ReplyDeleteHere's the first two sentences of Georgia's:
"The people of Georgia having dissolved their political connection with the Government of the United States of America, present to their confederates and the world the causes which have led to the separation. For the last ten years we have had numerous and serious causes of complaint against our non-slave-holding confederate States with reference to the subject of African slavery."
Here's the first two sentences of Mississippi's:
"In the momentous step which our State has taken of dissolving its connection with the government of which we so long formed a part, it is but just that we should declare the prominent reasons which have induced our course.
Our position is thoroughly identified with the institution of slavery-- the greatest material interest of the world."
South Carolina:
"The people of the State of South Carolina, in Convention assembled, on the 26th day of April, A.D., 1852, declared that the frequent violations of the Constitution of the United States, by the Federal Government, and its encroachments upon the reserved rights of the States, fully justified this State in then withdrawing from the Federal Union; but in deference to the opinions and wishes of the other slaveholding States, she forbore at that time to exercise this right."
Texas waits slightly longer to get to the slavery issue:
"The government of the United States, by certain joint resolutions, bearing date the 1st day of March, in the year A.D. 1845, proposed to the Republic of Texas, then *a free, sovereign and independent nation* [emphasis in the original], the annexation of the latter to the former, as one of the co-equal states thereof,
The people of Texas, by deputies in convention assembled, on the fourth day of July of the same year, assented to and accepted said proposals and formed a constitution for the proposed State, upon which on the 29th day of December in the same year, said State was formally admitted into the Confederated Union.
Texas abandoned her separate national existence and consented to become one of the Confederated Union to promote her welfare, insure domestic tranquility and secure more substantially the blessings of peace and liberty to her people.
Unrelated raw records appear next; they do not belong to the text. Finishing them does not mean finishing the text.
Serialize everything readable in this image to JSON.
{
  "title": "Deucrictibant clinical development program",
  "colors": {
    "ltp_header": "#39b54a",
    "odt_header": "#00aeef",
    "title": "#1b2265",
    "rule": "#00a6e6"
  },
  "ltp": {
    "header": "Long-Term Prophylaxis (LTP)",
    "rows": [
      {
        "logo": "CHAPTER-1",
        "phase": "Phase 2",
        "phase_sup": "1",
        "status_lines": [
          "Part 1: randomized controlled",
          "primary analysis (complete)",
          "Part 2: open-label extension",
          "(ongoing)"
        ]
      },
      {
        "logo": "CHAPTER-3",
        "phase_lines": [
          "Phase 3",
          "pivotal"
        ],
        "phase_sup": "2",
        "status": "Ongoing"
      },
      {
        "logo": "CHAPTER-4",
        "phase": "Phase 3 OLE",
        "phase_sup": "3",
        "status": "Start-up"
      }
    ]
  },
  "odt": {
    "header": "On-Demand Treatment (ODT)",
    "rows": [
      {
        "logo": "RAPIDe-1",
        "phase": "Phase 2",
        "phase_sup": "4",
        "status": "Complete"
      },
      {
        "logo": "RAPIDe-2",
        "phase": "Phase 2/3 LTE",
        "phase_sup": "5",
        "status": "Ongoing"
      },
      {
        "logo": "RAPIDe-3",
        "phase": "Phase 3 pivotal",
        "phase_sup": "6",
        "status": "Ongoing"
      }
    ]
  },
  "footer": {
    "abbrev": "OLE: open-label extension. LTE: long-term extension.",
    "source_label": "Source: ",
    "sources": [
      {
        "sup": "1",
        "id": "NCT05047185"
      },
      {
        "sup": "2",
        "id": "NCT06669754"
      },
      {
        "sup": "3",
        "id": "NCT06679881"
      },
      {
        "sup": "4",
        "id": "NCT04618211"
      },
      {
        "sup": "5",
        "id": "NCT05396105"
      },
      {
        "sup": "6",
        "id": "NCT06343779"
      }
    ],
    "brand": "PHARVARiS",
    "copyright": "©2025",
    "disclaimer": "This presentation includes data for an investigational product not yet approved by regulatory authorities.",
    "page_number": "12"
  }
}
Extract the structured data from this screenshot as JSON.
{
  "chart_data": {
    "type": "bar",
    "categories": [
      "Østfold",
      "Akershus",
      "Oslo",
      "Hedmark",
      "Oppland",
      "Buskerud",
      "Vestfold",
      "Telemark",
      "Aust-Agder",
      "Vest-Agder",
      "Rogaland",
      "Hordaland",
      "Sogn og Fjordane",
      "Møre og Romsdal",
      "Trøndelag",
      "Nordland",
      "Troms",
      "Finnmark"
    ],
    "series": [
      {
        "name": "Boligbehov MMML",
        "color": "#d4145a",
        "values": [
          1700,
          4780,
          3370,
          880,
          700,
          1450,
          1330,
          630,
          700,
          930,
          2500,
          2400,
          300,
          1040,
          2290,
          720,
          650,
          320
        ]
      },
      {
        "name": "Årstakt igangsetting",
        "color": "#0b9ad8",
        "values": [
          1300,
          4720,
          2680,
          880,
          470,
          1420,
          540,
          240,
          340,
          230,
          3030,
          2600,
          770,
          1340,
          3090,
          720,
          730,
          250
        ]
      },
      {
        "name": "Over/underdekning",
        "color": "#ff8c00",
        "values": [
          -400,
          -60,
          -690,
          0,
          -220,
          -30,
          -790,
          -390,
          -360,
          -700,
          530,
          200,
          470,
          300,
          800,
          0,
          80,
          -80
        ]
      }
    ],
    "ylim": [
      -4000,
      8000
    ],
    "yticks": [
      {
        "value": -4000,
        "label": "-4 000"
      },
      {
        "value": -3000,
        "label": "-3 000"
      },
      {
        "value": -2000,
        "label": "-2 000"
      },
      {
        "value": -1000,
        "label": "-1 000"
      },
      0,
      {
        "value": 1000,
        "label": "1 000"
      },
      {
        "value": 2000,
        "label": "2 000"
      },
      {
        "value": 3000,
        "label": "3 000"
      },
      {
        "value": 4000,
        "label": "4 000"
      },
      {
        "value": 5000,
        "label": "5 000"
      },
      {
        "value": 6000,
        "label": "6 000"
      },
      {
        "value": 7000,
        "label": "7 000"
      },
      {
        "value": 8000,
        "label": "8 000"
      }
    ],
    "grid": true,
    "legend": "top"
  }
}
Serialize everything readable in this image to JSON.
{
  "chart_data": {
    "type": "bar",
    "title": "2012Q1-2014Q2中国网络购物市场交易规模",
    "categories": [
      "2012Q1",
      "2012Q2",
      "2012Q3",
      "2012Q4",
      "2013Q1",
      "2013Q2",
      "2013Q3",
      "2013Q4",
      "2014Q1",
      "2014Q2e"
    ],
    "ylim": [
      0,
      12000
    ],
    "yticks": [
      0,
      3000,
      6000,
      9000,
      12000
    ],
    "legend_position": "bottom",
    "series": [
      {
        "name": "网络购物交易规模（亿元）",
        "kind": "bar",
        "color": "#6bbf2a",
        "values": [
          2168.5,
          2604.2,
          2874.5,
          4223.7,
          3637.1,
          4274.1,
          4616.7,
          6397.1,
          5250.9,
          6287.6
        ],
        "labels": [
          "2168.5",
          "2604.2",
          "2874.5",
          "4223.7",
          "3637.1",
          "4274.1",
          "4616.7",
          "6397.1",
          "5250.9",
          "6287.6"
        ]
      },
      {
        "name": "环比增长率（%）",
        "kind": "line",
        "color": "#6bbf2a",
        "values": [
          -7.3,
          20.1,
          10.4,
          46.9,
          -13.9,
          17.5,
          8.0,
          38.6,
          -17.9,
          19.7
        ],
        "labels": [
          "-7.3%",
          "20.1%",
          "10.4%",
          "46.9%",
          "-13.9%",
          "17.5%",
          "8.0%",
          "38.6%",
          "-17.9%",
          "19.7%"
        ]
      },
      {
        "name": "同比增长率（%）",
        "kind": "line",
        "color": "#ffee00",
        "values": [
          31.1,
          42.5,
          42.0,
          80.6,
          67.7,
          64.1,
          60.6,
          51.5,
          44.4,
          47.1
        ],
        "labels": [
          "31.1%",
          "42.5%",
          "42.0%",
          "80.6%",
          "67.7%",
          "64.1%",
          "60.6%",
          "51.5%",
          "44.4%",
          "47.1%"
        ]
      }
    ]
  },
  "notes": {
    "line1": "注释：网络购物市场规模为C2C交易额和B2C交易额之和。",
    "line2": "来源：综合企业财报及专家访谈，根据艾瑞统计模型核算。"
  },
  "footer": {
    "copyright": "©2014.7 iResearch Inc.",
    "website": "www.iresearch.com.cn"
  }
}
She was received into the confederacy with her own constitution, under the guarantee of the federal constitution and the compact of annexation, that she should enjoy these blessings. She was received as a commonwealth holding, maintaining and protecting the institution known as negro slavery-- the servitude of the African to the white race within her limits-- a relation that had existed from the first settlement of her wilderness by the white race, and which her people intended should exist in all future time. "
Virginia:
"The people of Virginia, in their ratification of the Constitution of the United States of America, adopted by them in Convention on the twenty-fifth day of June, in the year of our Lord one thousand seven hundred and eighty-eight, having declared that the powers granted under the said Constitution were derived from the people of the United States, and might be resumed whensoever the same should be perverted to their injury and oppression; and the Federal Government, having perverted said powers, not only to the injury of the people of Virginia, but to the oppression of the Southern Slaveholding States."